The shock of the freezing river woke her completely.
She sank to the sandy bottom up to her knees. The water was frigid
and fast moving, but it was clean. She took her hands away from her
face and spread them over the surface of the water in a benediction
of her own. She leaned forward and drank.
She drank until her stomach gurgled, then she washed
her face, scrubbing at the dirt and dried blood. With numb legs she
forced herself to leave the water and struggle up the
riverbank.
There were no buzzards at the water’s edge, but no
sheltering protection of trees, either. Instinct told her to go
back to the trees and tall grass, but she knew nothing could ever
force her to enter that grove again. If the Indians returned, then
they would find her.
Maria slid back down the riverbank and crouched by
the water again. The bank offered some shelter and she leaned back
and stared at the stars. Sleep was far from her, but even if her
eyes did grow heavy, she kept them open. The terror of her dreams
was too real to chance again in this lonely spot.

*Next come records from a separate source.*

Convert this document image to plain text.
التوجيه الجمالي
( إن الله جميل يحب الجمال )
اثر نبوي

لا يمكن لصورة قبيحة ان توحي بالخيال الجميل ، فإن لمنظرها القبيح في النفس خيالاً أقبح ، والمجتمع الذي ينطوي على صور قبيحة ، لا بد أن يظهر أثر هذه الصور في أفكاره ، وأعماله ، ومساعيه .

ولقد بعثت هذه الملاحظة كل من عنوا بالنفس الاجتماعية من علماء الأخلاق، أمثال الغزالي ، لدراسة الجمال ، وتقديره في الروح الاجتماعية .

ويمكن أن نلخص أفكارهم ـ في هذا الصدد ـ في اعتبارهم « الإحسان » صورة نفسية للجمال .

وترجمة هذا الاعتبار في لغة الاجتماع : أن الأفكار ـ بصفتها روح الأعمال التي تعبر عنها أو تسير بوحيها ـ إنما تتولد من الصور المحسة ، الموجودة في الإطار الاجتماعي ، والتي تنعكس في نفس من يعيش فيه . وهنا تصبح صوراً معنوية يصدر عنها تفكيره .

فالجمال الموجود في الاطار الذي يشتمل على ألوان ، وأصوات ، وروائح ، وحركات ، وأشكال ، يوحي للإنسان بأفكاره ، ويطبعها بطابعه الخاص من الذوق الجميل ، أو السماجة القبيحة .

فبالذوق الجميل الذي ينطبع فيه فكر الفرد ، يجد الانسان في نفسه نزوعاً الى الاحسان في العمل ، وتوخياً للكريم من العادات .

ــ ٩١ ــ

She willed the sun to come up and hours later it
did, slowly topping the hulk of the mountains. She reminded herself
that somewhere over there in the shelter of the Sangre de Cristos,
her sister and other citizens were now rising, lighting kitchen
fires, preparing for morning prayers.
How far away were they? Could she walk there? Would
people begin to suspect the supply caravan was overdue? Or did this
community function like all the other small villages in King
Carlos’ domain that they had plodded through on their tedious
journey, the villagers moving slowly through the pace of ordinary
days and nights, not suspecting that caravans ever came in any
fashion except late.
She must have slept then, hugging the side of the
riverbank, shivering in the cold that rose off the water. The sound
of a fish leaping woke her hours later and she sat up with a start,
nearly sliding into the river. She dug her feet into the sandy soil
and crouched, watching the water. Another fish jumped and fell back
with cascading sparkles that reminded Maria of jewels.